Ainsi la nature, étonnante et constante (bien que l'action se situe dans le cadre hautement urbain de Londres !) : ce vent perpétuel qui fait pleuvoir les feuilles mortes et qui malmène les chevelures, ces arbres témoins des autres ages, ces troncs contre lesquels on s'abime, ces parcs si verts, déserts et illusoirement paisibles, ces champs où l'on se réveille, hagard, espérant avoir rêvé, ces bois où l'on fuit poursuivi par des chiens agressifs, les eaux grises et trompeusement inertes de la Tamise, l'énigme de cette berge paisible sur laquelle tombe une nuit symbolique ..., la nature comme le pendant sauvage d'une humanité faussement normale, banale, canalisée ...





Les blessures de l'âme débouchent sur des plaies effectives (Coups de couteau, de fourche ou de revolver, coupures, morsures, griffures, égorgements ...) ou sur des marques plus singulières (chaque membre de la confrèrie démoniaque arbore le même tatouage (cet oeil encore et toujours !)) ...

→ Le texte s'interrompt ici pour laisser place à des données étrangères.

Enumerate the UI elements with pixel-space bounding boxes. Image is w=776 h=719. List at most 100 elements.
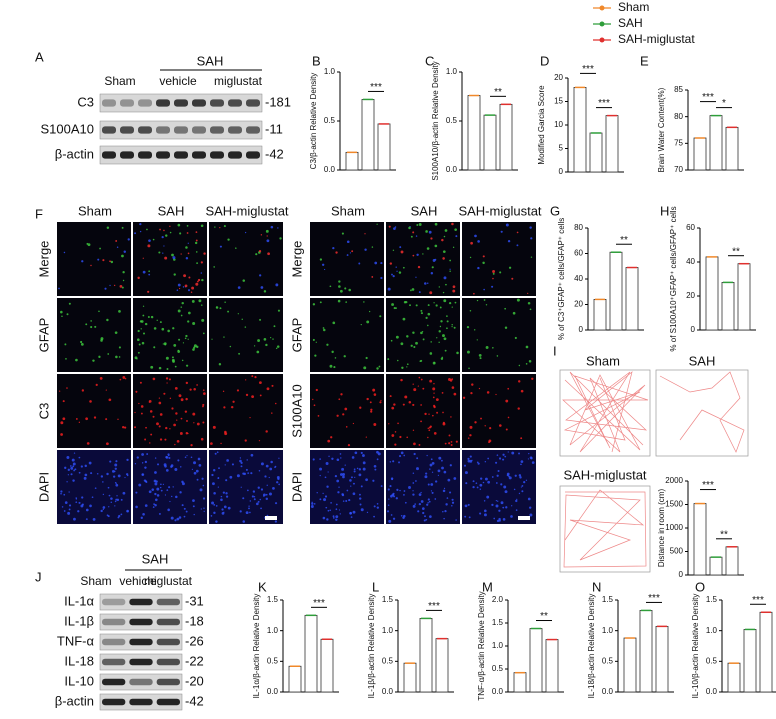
cell bbox=[484, 425, 486, 427]
cell bbox=[115, 240, 118, 242]
cell bbox=[496, 454, 499, 456]
blot-band bbox=[138, 99, 152, 107]
micrograph bbox=[133, 298, 207, 372]
cell bbox=[338, 280, 341, 283]
blot-column: Sham bbox=[80, 574, 111, 588]
cell bbox=[269, 467, 273, 471]
cell bbox=[496, 355, 499, 357]
cell bbox=[85, 508, 89, 512]
cell bbox=[166, 382, 168, 384]
y-tick-label: 0 bbox=[691, 325, 696, 334]
cell bbox=[172, 256, 176, 260]
cell bbox=[349, 252, 352, 254]
cell bbox=[237, 313, 239, 315]
cell bbox=[502, 458, 505, 461]
cell bbox=[263, 493, 266, 497]
cell bbox=[332, 517, 335, 519]
blot-band bbox=[174, 151, 188, 159]
cell bbox=[84, 473, 88, 477]
cell bbox=[512, 311, 516, 315]
cell bbox=[412, 490, 414, 492]
cell bbox=[329, 285, 332, 288]
cell bbox=[218, 363, 222, 366]
cell bbox=[260, 488, 264, 491]
cell bbox=[503, 485, 507, 489]
cell bbox=[126, 510, 129, 512]
cell bbox=[180, 398, 184, 402]
cell bbox=[418, 493, 422, 496]
cell bbox=[218, 467, 220, 470]
y-axis-label: Brain Water Content(%) bbox=[657, 87, 666, 172]
y-tick-label: 1.0 bbox=[706, 626, 718, 635]
blot-band bbox=[129, 638, 153, 646]
cell bbox=[258, 250, 262, 253]
cell bbox=[75, 498, 78, 500]
cell bbox=[507, 451, 509, 453]
cell bbox=[387, 358, 390, 361]
blot-kda: -11 bbox=[265, 121, 283, 136]
cell bbox=[265, 464, 269, 468]
cell bbox=[436, 337, 438, 339]
cell bbox=[502, 518, 506, 521]
cell bbox=[115, 460, 118, 463]
cell bbox=[428, 413, 430, 415]
bar bbox=[725, 546, 739, 576]
cell bbox=[362, 461, 366, 465]
cell bbox=[482, 255, 485, 258]
cell bbox=[474, 421, 477, 424]
cell bbox=[163, 392, 166, 395]
cell bbox=[443, 517, 445, 520]
cell bbox=[107, 353, 110, 355]
cell bbox=[412, 493, 415, 496]
cell bbox=[105, 418, 108, 421]
micrograph bbox=[310, 374, 384, 448]
cell bbox=[84, 464, 88, 468]
cell bbox=[403, 494, 405, 496]
cell bbox=[176, 439, 180, 443]
cell bbox=[361, 454, 365, 457]
cell bbox=[454, 301, 457, 304]
panel-letter: M bbox=[482, 579, 493, 594]
cell bbox=[504, 307, 507, 310]
cell bbox=[388, 225, 391, 228]
bar bbox=[320, 638, 334, 693]
cell bbox=[418, 223, 422, 226]
cell bbox=[486, 495, 490, 499]
cell bbox=[144, 438, 147, 441]
cell bbox=[118, 514, 121, 518]
bar bbox=[625, 267, 639, 331]
cell bbox=[479, 357, 482, 360]
cell bbox=[156, 422, 159, 426]
cell bbox=[138, 483, 142, 487]
cell bbox=[348, 498, 351, 502]
blot-band bbox=[129, 678, 153, 686]
cell bbox=[142, 305, 145, 307]
cell bbox=[73, 452, 76, 454]
cell bbox=[492, 277, 494, 280]
cell bbox=[365, 436, 367, 438]
blot-band bbox=[192, 126, 206, 134]
cell bbox=[170, 516, 174, 520]
cell bbox=[354, 451, 358, 455]
cell bbox=[427, 324, 429, 327]
cell bbox=[237, 286, 241, 289]
cell bbox=[177, 223, 181, 227]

Et, fidèle aux poncifs giallesques, Martino épanche une nouvelle fois toute l'inquiétante photogénie des cages d'escaliers (décors classiques et redondants de séquences pleines de suspens et de terreur) tout comme les sempiternelles évocations et symboliques du reflet (Miroir, miroir magique !) ...


"Tutti i colori del buio" (autrement dit : Toutes les couleurs de l'obscurité. Quel titre sublime tout de même !) entérine donc tout le savoir-faire, toute l'ingéniosité et l'inventivité de son réalisateur.
Il est vrai qu'il est, ici encore, fort bien secondé ; ne serait-ce que par son "clan" : son frangin, Luciano, à la production et le prolifique et diabolique Ernesto Gastaldi au scénario ...
Niveau distribution, rien à redire ; au trio emblématique (et charismatique) formé par les fidèles Fenech, Hilton et Rassimov, Martino adjoint deux autres habituées du genre (Nieves Navarro (aka Susan Scott) et Marina Malfatti) : autant dire que le casting en jette !
L'interprétation reste convaincante et les dialogues point trop bavards ni délirants ne désservent jamais l'harmonie de l'ensemble.
Je ne pouvais évidemment pas oublier de mentionner le génial Bruno Nicolai qui concocte pour l'occasion l'une de ses B.O les plus inspirées, tour à tour enchanteresse, mélancolique et sublime ou délirante et psychédélique en diable (c'est le cas de le dire !)

A découvrir ou à revoir sans restriction, ce beau giallo témoigne avec superbe de toute l'élégance (certes, parfois un peu foutraque, un peu canaille, mais tellement "italienne" et si sympathique !), l'anticonformisme (eh, oui !) et la générosité d'un genre détonnant !
Dans le registre, ce "Tutti i colori del buio", onirique, atmosphérique et sexy, mérite de figurer au rang des fleurons et demeure sans doute l'une des oeuvres les plus abouties de son auteur.